Systematic experimental study of formulations capable to transport surfactant as foam at 94°C, formulated in sea water, is presented. It includes methodology to conduct core floods in sand packs using foaming surfactants and to develop “surfactant blend ratio- salinity ratio maps” using equilibrium phase behavior to determine favorable conditions for oil recovery in such floods. Mathematical model able to reproduce the foam strength behavior observed in sand packs with the formulations studied is presented.
Visualization of oil recovery mechanism from matrix is realized using a model system of micro-channels surrounded by glass beads to mimic matrix and fractures respectively. The observations illustrate how components may distribute within the matrix, thereby releasing oil into the fractures.
The use of chemicals to minimize adsorption is required when surfactant adsorption is important. The presence of anhydrite may limit the use of sodium carbonate to reduce adsorption of carbonates. A methodology is presented to estimate the amount, if any, of anhydrite present in the reservoir. The method is based on brine software analysis of produced water compositions and inductively coupled plasma (ICP) analysis of core samples. X-ray powder diffraction (XRD) was used to verify the mineralogy of the rock. X-ray photoelectron spectroscopy (XPS) was used to obtain surface composition for comparison with bulk composition of the rock.
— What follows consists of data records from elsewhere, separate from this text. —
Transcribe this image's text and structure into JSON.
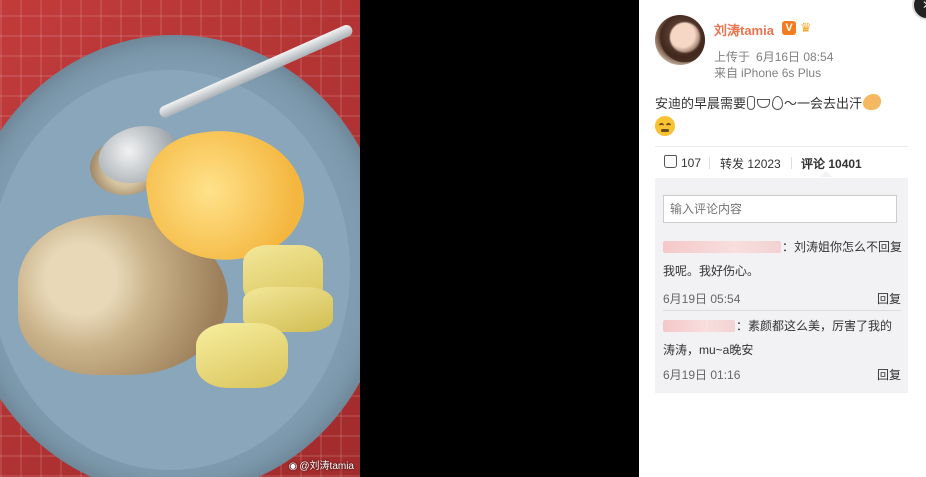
{
  "photo": {
    "watermark_text": "@刘涛tamia",
    "watermark_icon": "weibo-icon"
  },
  "post": {
    "username": "刘涛tamia",
    "verified_badge": "V",
    "timestamp_label": "上传于",
    "timestamp": "6月16日 08:54",
    "source_label": "来自",
    "source": "iPhone 6s Plus",
    "text_part1": "安迪的早晨需要",
    "text_part2": "～一会去出汗",
    "accent_color": "#eb7350"
  },
  "actions": {
    "likes": "107",
    "repost_label": "转发",
    "repost_count": "12023",
    "comment_label": "评论",
    "comment_count": "10401"
  },
  "comments": {
    "input_placeholder": "输入评论内容",
    "items": [
      {
        "text_line1": "：刘涛姐你怎么不回复",
        "text_line2": "我呢。我好伤心。",
        "time": "6月19日 05:54",
        "reply_label": "回复"
      },
      {
        "text_line1": "：素颜都这么美，厉害了我的",
        "text_line2": "涛涛，mu~a晚安",
        "time": "6月19日 01:16",
        "reply_label": "回复"
      }
    ]
  }
}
Adsorption of surfactants was measured using dynamic and static adsorption experiments. Determining the flow properties of the rock samples via tracer analysis permitted the simulation of the dynamic adsorption process using a mathematical model that considers the distribution of adsorbed materials in the three different regions of pore space. Using this method allows one to predict adsorption in a reservoir via simulation.